Koki (1 piece)
Breakfast
148 mg/dL
Usually causes a medium spike
Avg. Food Score on Ultrahuman App
Ultrahuman Users got an UNSTABLE response
Other related foods
How to consume Koki without glucose spikes
Portion Control
Reduce the portion size of Koki you consume to help minimize the impact on your blood sugar levels.
Add Protein and Healthy Fats
Incorporate sources of protein and healthy fats into your meal, such as grilled chicken, tofu, or avocado.
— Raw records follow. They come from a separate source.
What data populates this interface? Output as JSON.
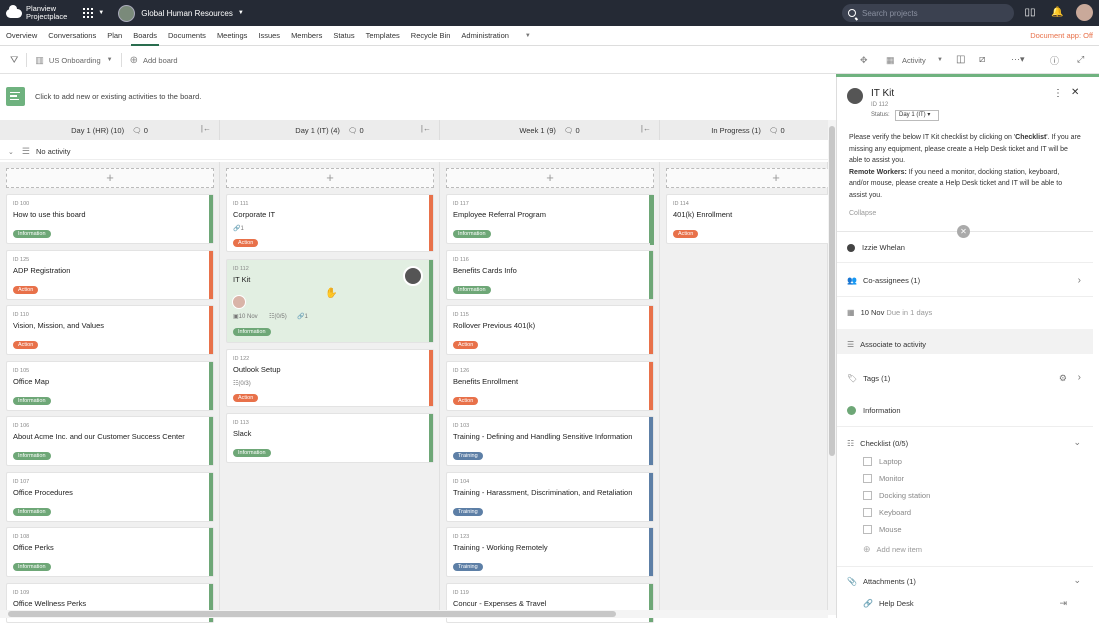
{
  "app": {
    "logo_line1": "Planview",
    "logo_line2": "Projectplace",
    "project": "Global Human Resources",
    "search_placeholder": "Search projects"
  },
  "menu": [
    "Overview",
    "Conversations",
    "Plan",
    "Boards",
    "Documents",
    "Meetings",
    "Issues",
    "Members",
    "Status",
    "Templates",
    "Recycle Bin",
    "Administration"
  ],
  "doc_app": "Document app: Off",
  "toolbar": {
    "board": "US Onboarding",
    "add_board": "Add board",
    "activity": "Activity"
  },
  "add_bar_text": "Click to add new or existing activities to the board.",
  "columns": [
    {
      "title": "Day 1 (HR)",
      "count": "(10)",
      "comments": "0"
    },
    {
      "title": "Day 1 (IT)",
      "count": "(4)",
      "comments": "0"
    },
    {
      "title": "Week 1",
      "count": "(9)",
      "comments": "0"
    },
    {
      "title": "In Progress",
      "count": "(1)",
      "comments": "0"
    }
  ],
  "no_activity": "No activity",
  "col1": [
    {
      "id": "ID 100",
      "title": "How to use this board",
      "tag": "Information"
    },
    {
      "id": "ID 125",
      "title": "ADP Registration",
      "tag": "Action"
    },
    {
      "id": "ID 110",
      "title": "Vision, Mission, and Values",
      "tag": "Action"
    },
    {
      "id": "ID 105",
      "title": "Office Map",
      "tag": "Information"
    },
    {
      "id": "ID 106",
      "title": "About Acme Inc. and our Customer Success Center",
      "tag": "Information"
    },
    {
      "id": "ID 107",
      "title": "Office Procedures",
      "tag": "Information"
    },
    {
      "id": "ID 108",
      "title": "Office Perks",
      "tag": "Information"
    },
    {
      "id": "ID 109",
      "title": "Office Wellness Perks",
      "tag": ""
    }
  ],
  "col2": [
    {
      "id": "ID 111",
      "title": "Corporate IT",
      "tag": "Action",
      "meta": "1"
    },
    {
      "id": "ID 112",
      "title": "IT Kit",
      "tag": "Information",
      "date": "10 Nov",
      "checklist": "(0/5)",
      "attach": "1"
    },
    {
      "id": "ID 122",
      "title": "Outlook Setup",
      "tag": "Action",
      "meta": "(0/3)"
    },
    {
      "id": "ID 113",
      "title": "Slack",
      "tag": "Information"
    }
  ],
  "col3": [
    {
      "id": "ID 117",
      "title": "Employee Referral Program",
      "tag": "Information"
    },
    {
      "id": "ID 116",
      "title": "Benefits Cards Info",
      "tag": "Information"
    },
    {
      "id": "ID 115",
      "title": "Rollover Previous 401(k)",
      "tag": "Action"
    },
    {
      "id": "ID 126",
      "title": "Benefits Enrollment",
      "tag": "Action"
    },
    {
      "id": "ID 103",
      "title": "Training - Defining and Handling Sensitive Information",
      "tag": "Training"
    },
    {
      "id": "ID 104",
      "title": "Training - Harassment, Discrimination, and Retaliation",
      "tag": "Training"
    },
    {
      "id": "ID 123",
      "title": "Training - Working Remotely",
      "tag": "Training"
    },
    {
      "id": "ID 119",
      "title": "Concur - Expenses & Travel",
      "tag": ""
    }
  ],
  "col4": [
    {
      "id": "ID 114",
      "title": "401(k) Enrollment",
      "tag": "Action"
    }
  ],
  "panel": {
    "title": "IT Kit",
    "id": "ID 112",
    "status_label": "Status:",
    "status_value": "Day 1 (IT)",
    "desc1a": "Please verify the below IT Kit checklist by clicking on '",
    "desc1b": "Checklist",
    "desc1c": "'. If you are missing any equipment, please create a Help Desk ticket and IT will be able to assist you.",
    "desc2a": "Remote Workers:",
    "desc2b": " If you need a monitor, docking station, keyboard, and/or mouse, please create a Help Desk ticket and IT will be able to assist you.",
    "collapse": "Collapse",
    "assignee": "Izzie Whelan",
    "coassignees": "Co-assignees (1)",
    "date": "10 Nov",
    "due": "Due in 1 days",
    "associate": "Associate to activity",
    "tags": "Tags (1)",
    "tag_value": "Information",
    "checklist": "Checklist (0/5)",
    "items": [
      "Laptop",
      "Monitor",
      "Docking station",
      "Keyboard",
      "Mouse"
    ],
    "add_item": "Add new item",
    "attachments": "Attachments (1)",
    "attachment": "Help Desk"
  }
}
This can help slow down the digestion and absorption of carbohydrates.
Incorporate Fiber-rich Vegetables
Pair Koki with fiber-rich vegetables like broccoli, spinach, or kale to help balance the meal.
Stay Hydrated
Drink plenty of water before and after your meal to help manage your body's glucose levels.
Physical Activity
Engage in light physical activity, such as a short walk, after eating to help your muscles use up some of the glucose.
Consume Vinegar
Add a splash of vinegar, such as apple cider vinegar, to salads or meals, as it can help moderate glucose spikes.
Eat Slowly
Take your time to chew your food thoroughly and eat slowly, which can help your digestive system process carbohydrates more effectively.
Snack on Nuts
Before or after your meal, have a small portion of nuts like almonds or walnuts, which can help reduce spikes.
Monitor Meal Timing
Try to eat meals at regular intervals to maintain a balanced blood sugar level throughout the day.
Stress Management
Practice stress-reducing techniques like meditation or deep breathing exercises, as stress can influence blood sugar levels.